Richard Stanbury

Personal information
- Full name: Richard Vivian Macaulay Stanbury
- Born: 5 February 1916 Madras (now Chennai), India
- Died: 29 June 2008 (aged 92) East Sussex, England
- Batting: Right-handed

Domestic team information
- 1935–1936: Somerset

Career statistics
| Competition | FC |
| Matches | 2 |
| Runs scored | 31 |
| Batting average | 10.33 |
| 100s/50s | 0/0 |
| Top score | 21 |
| Catches/stumpings | 2/– |
- Source: CricketArchive, 22 December 2015

= Richard Stanbury (diplomat) =

Richard Vivian Macaulay Stanbury (5 February 1916 – 29 June 2008) was a career diplomat whose colourful life included playing first-class cricket for Somerset in two matches, one in each of the 1935 and 1936 seasons. He was born at Madras, now known as Chennai, India and died in East Sussex, England.

Educated at Shrewsbury School, Stanbury was an undergraduate at Magdalene College, Cambridge when selected for his first match for Somerset against Cambridge University. A right-handed lower order batsman and wicketkeeper, he took two catches (Paul Gibb in both Cambridge innings) and scored 6 and 21. The following year he played in a single match against Essex without success.

He graduated from Cambridge in 1937 with a first-class honours degree in Classics, and joined the Sudan Political Service, the colonial administration in Sudan that oversaw local government: he was a district commissioner there for 13 years. Invalided out of Sudan in 1950, he was posted to Cairo in the transition to the Egyptian republic, where his fluency in Arabic and use of appropriate expletives saved him from lynching at the hands of a mob. He also played cricket for the Gezira Cricket Club and top-scored with 13 when a 15-strong team played against the Pakistani cricket team on its way to England for its first tour in 1954. He was later posted to Bahrain and his final diplomatic post was in the British embassy in Buenos Aires, where one of his roles was to liaise with other Latin American countries over the UK's attitude towards the Peronist government of Argentina.

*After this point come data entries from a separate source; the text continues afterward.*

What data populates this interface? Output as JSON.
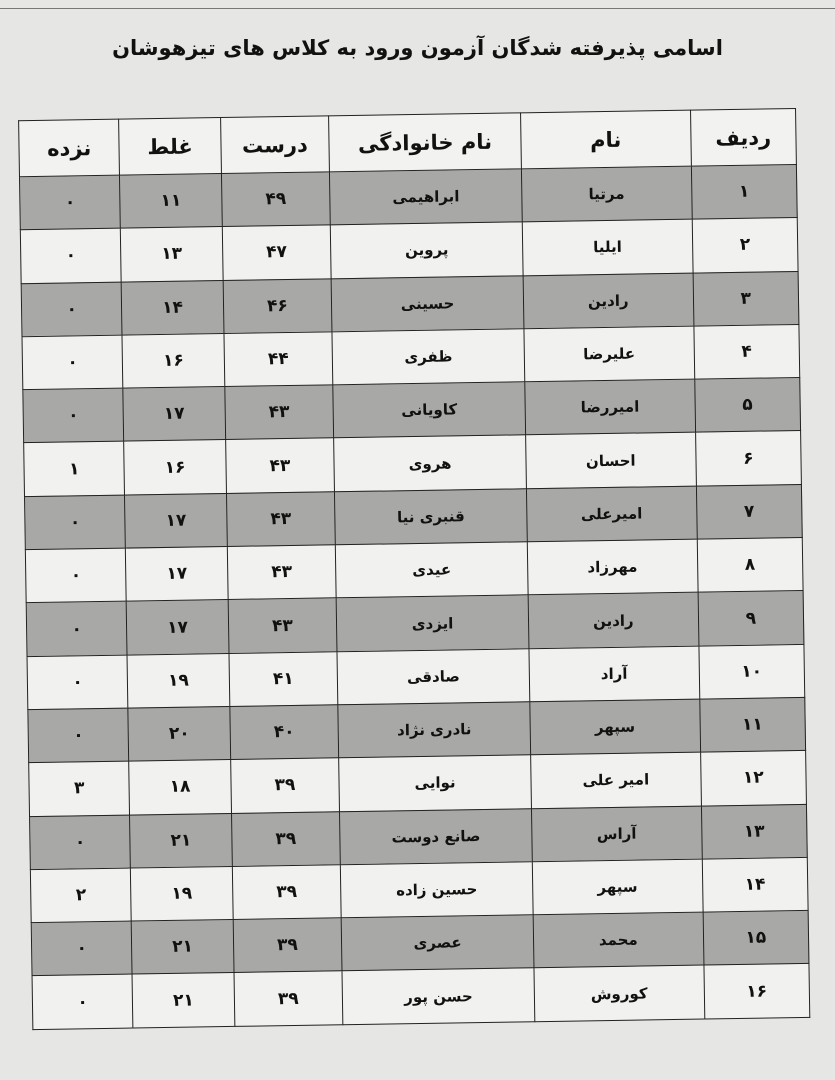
{
  "title": "اسامی پذیرفته شدگان آزمون ورود به کلاس های تیزهوشان",
  "columns": [
    "ردیف",
    "نام",
    "نام خانوادگی",
    "درست",
    "غلط",
    "نزده"
  ],
  "rows": [
    [
      "۱",
      "مرتیا",
      "ابراهیمی",
      "۴۹",
      "۱۱",
      "۰"
    ],
    [
      "۲",
      "ایلیا",
      "پروین",
      "۴۷",
      "۱۳",
      "۰"
    ],
    [
      "۳",
      "رادین",
      "حسینی",
      "۴۶",
      "۱۴",
      "۰"
    ],
    [
      "۴",
      "علیرضا",
      "ظفری",
      "۴۴",
      "۱۶",
      "۰"
    ],
    [
      "۵",
      "امیررضا",
      "کاویانی",
      "۴۳",
      "۱۷",
      "۰"
    ],
    [
      "۶",
      "احسان",
      "هروی",
      "۴۳",
      "۱۶",
      "۱"
    ],
    [
      "۷",
      "امیرعلی",
      "قنبری نیا",
      "۴۳",
      "۱۷",
      "۰"
    ],
    [
      "۸",
      "مهرزاد",
      "عیدی",
      "۴۳",
      "۱۷",
      "۰"
    ],
    [
      "۹",
      "رادین",
      "ایزدی",
      "۴۳",
      "۱۷",
      "۰"
    ],
    [
      "۱۰",
      "آراد",
      "صادقی",
      "۴۱",
      "۱۹",
      "۰"
    ],
    [
      "۱۱",
      "سپهر",
      "نادری نژاد",
      "۴۰",
      "۲۰",
      "۰"
    ],
    [
      "۱۲",
      "امیر علی",
      "نوایی",
      "۳۹",
      "۱۸",
      "۳"
    ],
    [
      "۱۳",
      "آراس",
      "صانع دوست",
      "۳۹",
      "۲۱",
      "۰"
    ],
    [
      "۱۴",
      "سپهر",
      "حسین زاده",
      "۳۹",
      "۱۹",
      "۲"
    ],
    [
      "۱۵",
      "محمد",
      "عصری",
      "۳۹",
      "۲۱",
      "۰"
    ],
    [
      "۱۶",
      "کوروش",
      "حسن پور",
      "۳۹",
      "۲۱",
      "۰"
    ]
  ]
}
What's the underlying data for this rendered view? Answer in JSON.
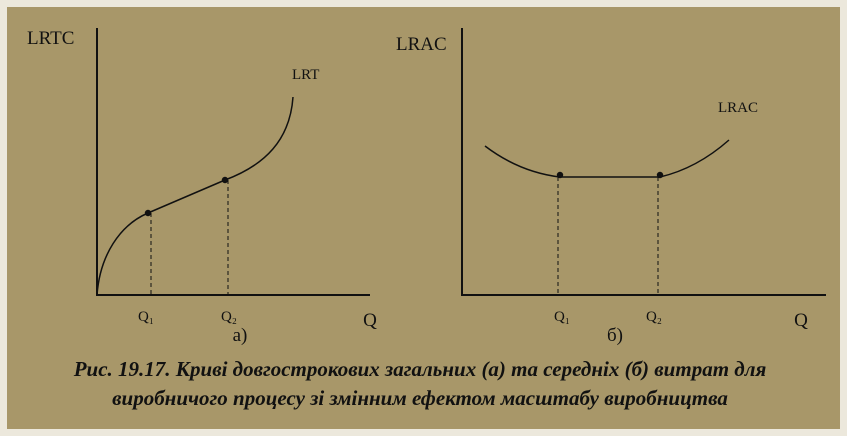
{
  "panel_a": {
    "y_axis_label": "LRTC",
    "curve_label": "LRT",
    "q1": "Q₁",
    "q2": "Q₂",
    "x_axis_label": "Q",
    "letter": "а)"
  },
  "panel_b": {
    "y_axis_label": "LRAC",
    "curve_label": "LRAC",
    "q1": "Q₁",
    "q2": "Q₂",
    "x_axis_label": "Q",
    "letter": "б)"
  },
  "caption": {
    "lines": [
      "Рис. 19.17. Криві довгострокових загальних (а) та середніх (б) витрат для",
      "виробничого процесу зі змінним ефектом масштабу виробництва"
    ]
  }
}
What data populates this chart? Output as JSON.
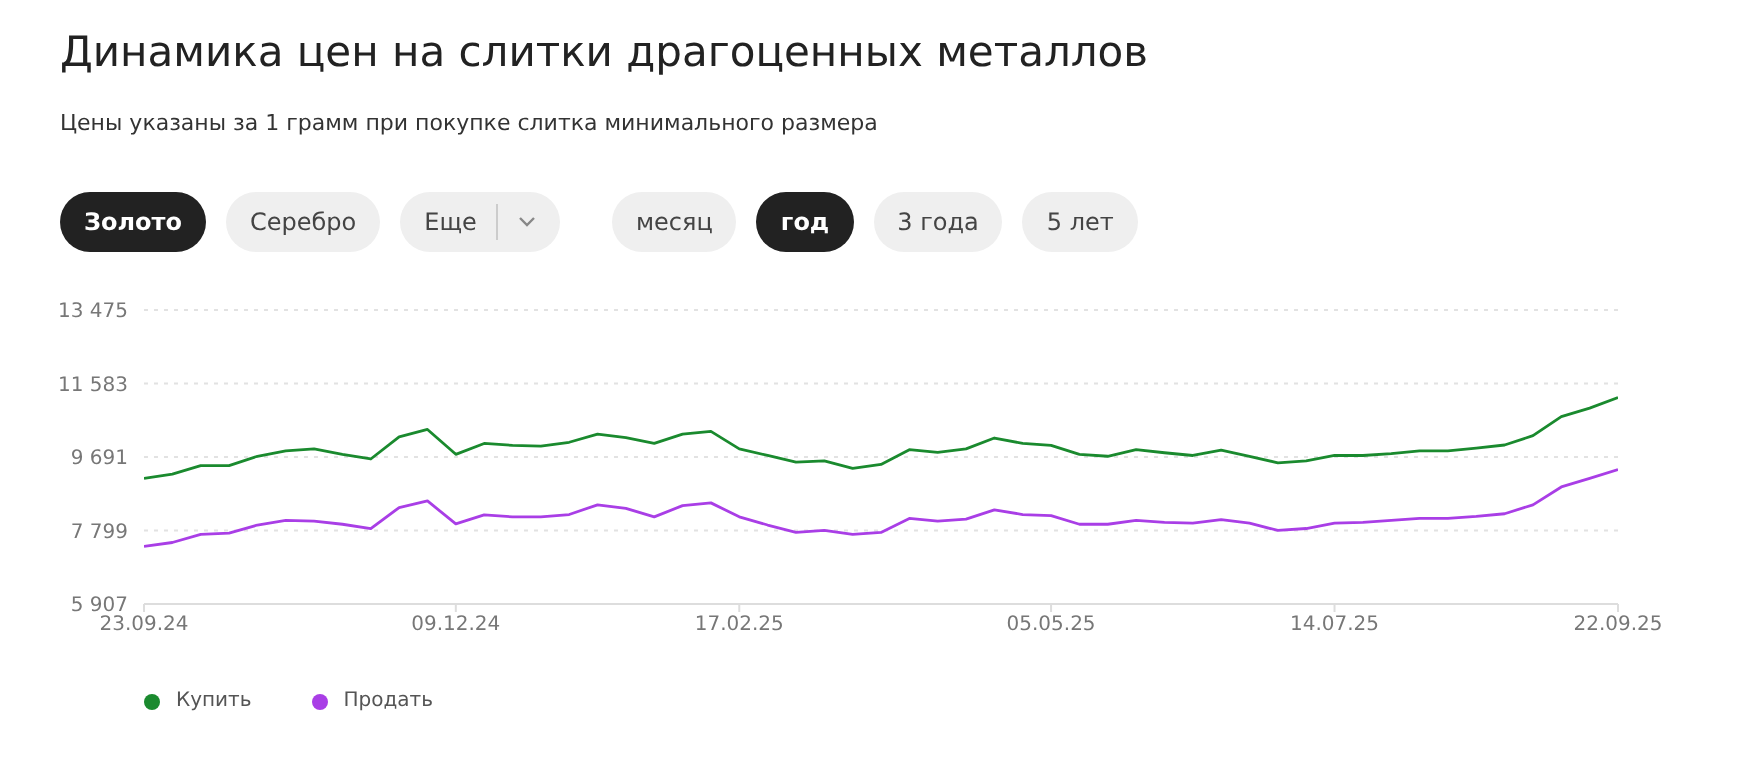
{
  "chart_data": {
    "type": "line",
    "title": "Динамика цен на слитки драгоценных металлов",
    "subtitle": "Цены указаны за 1 грамм при покупке слитка минимального размера",
    "annotations": [
      "Золото",
      "Серебро",
      "Еще",
      "месяц",
      "год",
      "3 года",
      "5 лет"
    ],
    "x": [
      "2024-09-23",
      "2024-09-30",
      "2024-10-07",
      "2024-10-14",
      "2024-10-21",
      "2024-10-28",
      "2024-11-04",
      "2024-11-11",
      "2024-11-18",
      "2024-11-25",
      "2024-12-02",
      "2024-12-09",
      "2024-12-16",
      "2024-12-23",
      "2024-12-30",
      "2025-01-06",
      "2025-01-13",
      "2025-01-20",
      "2025-01-27",
      "2025-02-03",
      "2025-02-10",
      "2025-02-17",
      "2025-02-24",
      "2025-03-03",
      "2025-03-10",
      "2025-03-17",
      "2025-03-24",
      "2025-03-31",
      "2025-04-07",
      "2025-04-14",
      "2025-04-21",
      "2025-04-28",
      "2025-05-05",
      "2025-05-12",
      "2025-05-19",
      "2025-05-26",
      "2025-06-02",
      "2025-06-09",
      "2025-06-16",
      "2025-06-23",
      "2025-06-30",
      "2025-07-07",
      "2025-07-14",
      "2025-07-21",
      "2025-07-28",
      "2025-08-04",
      "2025-08-11",
      "2025-08-18",
      "2025-08-25",
      "2025-09-01",
      "2025-09-08",
      "2025-09-15",
      "2025-09-22"
    ],
    "series": [
      {
        "name": "Купить",
        "color": "#1a8a2e",
        "values": [
          9140,
          9250,
          9470,
          9470,
          9710,
          9850,
          9900,
          9760,
          9640,
          10210,
          10400,
          9760,
          10040,
          9990,
          9970,
          10070,
          10280,
          10190,
          10040,
          10280,
          10350,
          9900,
          9730,
          9560,
          9590,
          9400,
          9500,
          9880,
          9810,
          9900,
          10180,
          10040,
          9990,
          9760,
          9710,
          9880,
          9800,
          9730,
          9870,
          9710,
          9540,
          9590,
          9730,
          9730,
          9780,
          9850,
          9850,
          9920,
          10000,
          10240,
          10730,
          10950,
          11220
        ]
      },
      {
        "name": "Продать",
        "color": "#a93ee6",
        "values": [
          7390,
          7490,
          7700,
          7730,
          7940,
          8060,
          8040,
          7960,
          7850,
          8390,
          8560,
          7970,
          8200,
          8150,
          8150,
          8210,
          8460,
          8370,
          8150,
          8440,
          8510,
          8150,
          7940,
          7750,
          7800,
          7700,
          7750,
          8110,
          8040,
          8090,
          8330,
          8210,
          8180,
          7960,
          7960,
          8060,
          8010,
          7990,
          8080,
          7990,
          7800,
          7850,
          7990,
          8010,
          8060,
          8110,
          8110,
          8160,
          8230,
          8460,
          8920,
          9140,
          9370
        ]
      }
    ],
    "xlim": [
      "2024-09-23",
      "2025-09-22"
    ],
    "xticks": [
      {
        "value": "2024-09-23",
        "label": "23.09.24"
      },
      {
        "value": "2024-12-09",
        "label": "09.12.24"
      },
      {
        "value": "2025-02-17",
        "label": "17.02.25"
      },
      {
        "value": "2025-05-05",
        "label": "05.05.25"
      },
      {
        "value": "2025-07-14",
        "label": "14.07.25"
      },
      {
        "value": "2025-09-22",
        "label": "22.09.25"
      }
    ],
    "ylim": [
      5907,
      13475
    ],
    "yticks": [
      {
        "value": 5907,
        "label": "5 907"
      },
      {
        "value": 7799,
        "label": "7 799"
      },
      {
        "value": 9691,
        "label": "9 691"
      },
      {
        "value": 11583,
        "label": "11 583"
      },
      {
        "value": 13475,
        "label": "13 475"
      }
    ],
    "grid": "y",
    "legend": "bottom left"
  }
}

Stanbury retired from the UK diplomatic service to become a fruit farmer in Portugal in the 1970s, and retired from that to East Sussex where he and his wife ran a business that imported Portuguese pottery.

He met his wife, Geraldine, in Cairo; they married in 1953. At the time of his death in 2008, he had a daughter, a son, and five grandchildren.